These eggs are exactly what they sound like: fried eggs combined with teeny croutons. I like them on top of vegetables or rice bowls. You can add a sprinkling of herbs like dill to the pan, but not too much while you’re cooking the eggs—you don’t want to introduce excess water. As written, this recipe makes fried eggs with little salty, crunchy breadcrumb bits embedded in them. If you want to go breadcrumb-crazy, or if you have more than one slice to use up, tear up 2 or 3 slices of bread. In Step 4, you’ll need to scooch the breadcrumbs aside in spots to make little nests that you can crack the eggs into.

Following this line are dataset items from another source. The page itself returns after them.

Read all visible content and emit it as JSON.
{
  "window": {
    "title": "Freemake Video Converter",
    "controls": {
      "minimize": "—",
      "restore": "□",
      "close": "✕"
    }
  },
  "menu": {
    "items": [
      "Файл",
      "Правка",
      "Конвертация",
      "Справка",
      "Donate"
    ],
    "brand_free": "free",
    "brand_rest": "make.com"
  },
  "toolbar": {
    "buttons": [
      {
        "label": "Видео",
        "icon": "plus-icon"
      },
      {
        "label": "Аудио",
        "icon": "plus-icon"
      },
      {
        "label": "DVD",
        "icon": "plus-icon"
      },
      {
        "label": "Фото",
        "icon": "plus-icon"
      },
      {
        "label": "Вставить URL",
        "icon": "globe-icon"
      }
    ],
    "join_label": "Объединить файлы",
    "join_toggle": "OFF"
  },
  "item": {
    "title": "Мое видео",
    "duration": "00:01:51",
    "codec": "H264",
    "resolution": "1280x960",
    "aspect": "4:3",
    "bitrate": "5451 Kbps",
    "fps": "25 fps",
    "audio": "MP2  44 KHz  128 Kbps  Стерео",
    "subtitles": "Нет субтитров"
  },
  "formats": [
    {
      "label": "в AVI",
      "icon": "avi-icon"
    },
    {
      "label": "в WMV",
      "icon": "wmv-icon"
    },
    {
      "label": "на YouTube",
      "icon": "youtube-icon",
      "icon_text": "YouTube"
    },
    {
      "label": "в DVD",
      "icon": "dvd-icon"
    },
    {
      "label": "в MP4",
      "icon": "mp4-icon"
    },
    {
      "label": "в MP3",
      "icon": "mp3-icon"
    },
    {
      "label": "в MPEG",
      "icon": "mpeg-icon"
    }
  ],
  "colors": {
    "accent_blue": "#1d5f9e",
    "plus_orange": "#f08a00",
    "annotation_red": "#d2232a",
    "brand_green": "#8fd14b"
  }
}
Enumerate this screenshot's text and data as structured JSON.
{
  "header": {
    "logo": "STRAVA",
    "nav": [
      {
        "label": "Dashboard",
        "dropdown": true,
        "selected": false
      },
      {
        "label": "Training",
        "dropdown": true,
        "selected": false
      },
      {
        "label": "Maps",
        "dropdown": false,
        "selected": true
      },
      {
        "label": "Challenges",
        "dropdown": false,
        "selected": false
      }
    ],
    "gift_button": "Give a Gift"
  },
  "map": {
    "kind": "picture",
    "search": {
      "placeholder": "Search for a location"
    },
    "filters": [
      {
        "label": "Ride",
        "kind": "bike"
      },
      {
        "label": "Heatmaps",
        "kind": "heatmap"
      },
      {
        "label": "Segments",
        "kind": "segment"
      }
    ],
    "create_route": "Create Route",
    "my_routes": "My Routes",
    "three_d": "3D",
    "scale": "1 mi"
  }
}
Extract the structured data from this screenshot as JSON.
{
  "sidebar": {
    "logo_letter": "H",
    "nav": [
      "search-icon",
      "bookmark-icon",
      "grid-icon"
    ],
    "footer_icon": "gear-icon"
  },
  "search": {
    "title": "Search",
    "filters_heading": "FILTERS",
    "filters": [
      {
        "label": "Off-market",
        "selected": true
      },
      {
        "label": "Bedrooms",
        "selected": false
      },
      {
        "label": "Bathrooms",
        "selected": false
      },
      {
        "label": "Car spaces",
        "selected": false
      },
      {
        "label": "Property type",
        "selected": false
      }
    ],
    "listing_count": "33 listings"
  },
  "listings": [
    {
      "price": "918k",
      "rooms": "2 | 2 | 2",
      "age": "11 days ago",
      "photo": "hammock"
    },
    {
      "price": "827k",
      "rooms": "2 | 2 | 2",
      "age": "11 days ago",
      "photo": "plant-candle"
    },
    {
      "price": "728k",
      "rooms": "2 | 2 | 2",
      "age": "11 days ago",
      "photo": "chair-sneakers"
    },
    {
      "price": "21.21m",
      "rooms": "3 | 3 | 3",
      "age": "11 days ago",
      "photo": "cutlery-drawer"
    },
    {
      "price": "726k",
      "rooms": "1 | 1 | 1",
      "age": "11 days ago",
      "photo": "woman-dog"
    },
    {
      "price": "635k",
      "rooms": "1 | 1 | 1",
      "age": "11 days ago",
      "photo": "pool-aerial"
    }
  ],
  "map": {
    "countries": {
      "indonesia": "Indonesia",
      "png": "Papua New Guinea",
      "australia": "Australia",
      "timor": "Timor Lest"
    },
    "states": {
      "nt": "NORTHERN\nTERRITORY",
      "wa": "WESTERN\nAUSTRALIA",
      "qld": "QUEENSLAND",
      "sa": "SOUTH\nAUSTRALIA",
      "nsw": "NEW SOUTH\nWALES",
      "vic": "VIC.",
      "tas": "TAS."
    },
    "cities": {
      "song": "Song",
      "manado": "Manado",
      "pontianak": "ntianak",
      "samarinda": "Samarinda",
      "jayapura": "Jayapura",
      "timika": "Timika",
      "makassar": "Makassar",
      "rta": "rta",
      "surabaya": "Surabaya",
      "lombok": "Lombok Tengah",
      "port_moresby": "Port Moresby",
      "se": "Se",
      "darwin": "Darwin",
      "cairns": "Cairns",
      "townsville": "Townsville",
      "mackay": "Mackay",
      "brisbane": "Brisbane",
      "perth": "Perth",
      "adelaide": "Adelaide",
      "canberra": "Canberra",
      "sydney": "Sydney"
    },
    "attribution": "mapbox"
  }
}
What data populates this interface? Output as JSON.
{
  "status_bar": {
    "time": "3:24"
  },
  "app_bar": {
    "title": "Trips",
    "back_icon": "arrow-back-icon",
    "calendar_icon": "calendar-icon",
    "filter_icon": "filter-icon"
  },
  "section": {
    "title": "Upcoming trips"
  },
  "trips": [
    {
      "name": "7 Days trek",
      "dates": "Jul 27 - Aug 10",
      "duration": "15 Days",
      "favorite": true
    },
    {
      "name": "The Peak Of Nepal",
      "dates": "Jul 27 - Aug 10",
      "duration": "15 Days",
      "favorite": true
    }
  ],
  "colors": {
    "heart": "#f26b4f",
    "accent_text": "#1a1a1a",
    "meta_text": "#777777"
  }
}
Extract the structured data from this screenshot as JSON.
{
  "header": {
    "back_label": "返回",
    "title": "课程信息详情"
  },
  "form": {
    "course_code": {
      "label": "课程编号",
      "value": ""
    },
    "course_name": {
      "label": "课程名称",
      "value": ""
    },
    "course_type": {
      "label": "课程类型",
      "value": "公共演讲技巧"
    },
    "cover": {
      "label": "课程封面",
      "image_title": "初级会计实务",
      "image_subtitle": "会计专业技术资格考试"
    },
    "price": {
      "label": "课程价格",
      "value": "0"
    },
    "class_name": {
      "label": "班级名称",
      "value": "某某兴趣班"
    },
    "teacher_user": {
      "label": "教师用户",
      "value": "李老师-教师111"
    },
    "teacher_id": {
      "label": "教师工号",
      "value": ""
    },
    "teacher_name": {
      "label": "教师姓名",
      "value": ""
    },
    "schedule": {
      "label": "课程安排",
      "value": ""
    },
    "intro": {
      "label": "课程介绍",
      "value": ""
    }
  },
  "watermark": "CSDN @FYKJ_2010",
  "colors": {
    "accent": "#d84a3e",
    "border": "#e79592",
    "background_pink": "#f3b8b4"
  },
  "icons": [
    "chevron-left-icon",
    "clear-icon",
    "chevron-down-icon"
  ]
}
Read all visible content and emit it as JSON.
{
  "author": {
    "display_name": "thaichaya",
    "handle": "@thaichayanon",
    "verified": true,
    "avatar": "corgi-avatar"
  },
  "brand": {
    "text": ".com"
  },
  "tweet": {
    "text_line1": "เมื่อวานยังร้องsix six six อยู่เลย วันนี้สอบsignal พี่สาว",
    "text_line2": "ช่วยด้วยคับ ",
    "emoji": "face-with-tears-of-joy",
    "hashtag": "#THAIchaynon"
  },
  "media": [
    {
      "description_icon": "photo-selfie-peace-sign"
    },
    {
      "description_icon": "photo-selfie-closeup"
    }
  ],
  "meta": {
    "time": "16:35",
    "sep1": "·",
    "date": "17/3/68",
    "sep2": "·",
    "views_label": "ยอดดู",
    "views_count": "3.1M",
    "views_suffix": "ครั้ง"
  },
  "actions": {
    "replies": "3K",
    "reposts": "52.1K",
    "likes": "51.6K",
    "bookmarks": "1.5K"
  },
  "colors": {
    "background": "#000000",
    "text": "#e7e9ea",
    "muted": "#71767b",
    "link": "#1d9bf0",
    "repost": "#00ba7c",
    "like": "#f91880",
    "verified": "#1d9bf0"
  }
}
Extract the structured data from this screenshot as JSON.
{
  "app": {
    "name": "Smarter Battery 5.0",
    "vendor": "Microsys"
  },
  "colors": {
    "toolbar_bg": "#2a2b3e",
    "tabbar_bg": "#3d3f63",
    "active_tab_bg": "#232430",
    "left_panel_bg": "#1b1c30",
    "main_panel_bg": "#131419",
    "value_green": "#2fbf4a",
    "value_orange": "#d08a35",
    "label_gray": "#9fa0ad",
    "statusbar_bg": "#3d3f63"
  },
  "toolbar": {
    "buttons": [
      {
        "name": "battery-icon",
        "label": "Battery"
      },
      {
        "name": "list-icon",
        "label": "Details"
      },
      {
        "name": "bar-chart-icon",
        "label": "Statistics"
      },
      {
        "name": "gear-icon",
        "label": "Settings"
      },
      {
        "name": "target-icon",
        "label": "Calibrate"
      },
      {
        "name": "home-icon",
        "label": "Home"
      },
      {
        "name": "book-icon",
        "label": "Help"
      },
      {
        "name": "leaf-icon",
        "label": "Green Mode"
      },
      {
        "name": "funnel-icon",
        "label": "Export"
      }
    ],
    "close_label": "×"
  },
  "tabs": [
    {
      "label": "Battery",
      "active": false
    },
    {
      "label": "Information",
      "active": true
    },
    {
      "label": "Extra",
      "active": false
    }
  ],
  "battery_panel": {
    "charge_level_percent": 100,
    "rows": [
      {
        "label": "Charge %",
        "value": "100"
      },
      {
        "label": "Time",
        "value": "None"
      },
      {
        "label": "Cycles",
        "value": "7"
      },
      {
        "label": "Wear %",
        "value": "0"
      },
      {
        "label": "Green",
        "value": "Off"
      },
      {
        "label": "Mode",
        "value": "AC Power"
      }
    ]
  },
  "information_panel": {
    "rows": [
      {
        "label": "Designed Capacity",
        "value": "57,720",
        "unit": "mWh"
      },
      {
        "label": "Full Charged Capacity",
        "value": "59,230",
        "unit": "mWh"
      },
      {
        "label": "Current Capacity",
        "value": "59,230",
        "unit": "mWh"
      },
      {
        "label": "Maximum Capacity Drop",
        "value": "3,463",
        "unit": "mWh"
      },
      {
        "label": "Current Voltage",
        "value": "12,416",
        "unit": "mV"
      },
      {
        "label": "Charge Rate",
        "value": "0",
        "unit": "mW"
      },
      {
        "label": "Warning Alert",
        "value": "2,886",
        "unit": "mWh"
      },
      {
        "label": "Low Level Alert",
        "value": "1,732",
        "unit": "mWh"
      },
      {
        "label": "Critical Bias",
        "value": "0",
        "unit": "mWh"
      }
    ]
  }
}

1 1/2 tablespoons unsalted butter
1 slice stale bread, torn into small (pea-size or smaller) breadcrumbs
Fine-grain sea salt
4 large eggs
Freshly ground black pepper
Hot sauce (optional)
1. Melt the butter in a medium-size skillet over medium heat.
2. Add the breadcrumbs to the melted butter and stir them around to coat. Add a pinch of salt or season to taste.
3. Cook the breadcrumbs until golden brown and crisp, 3 to 4 minutes.
4. Make sure the breadcrumbs are scattered evenly in the skillet and then crack the eggs on top of them.
5. Continue cooking the eggs over medium heat until the whites are set and the yolks are cooked to your liking, and season with sea salt. This could take just over a minute or up to 4 minutes depending on your yolk preferences. I like my fried eggs over-easy, with the yolk still runny, so once the whites are almost completely set, I flip them over briefly to set the other side, and flip them back again for plating—solely for aesthetic reasons.
6. Sprinkle with salt and pepper, and optionally, a few dashes of hot sauce.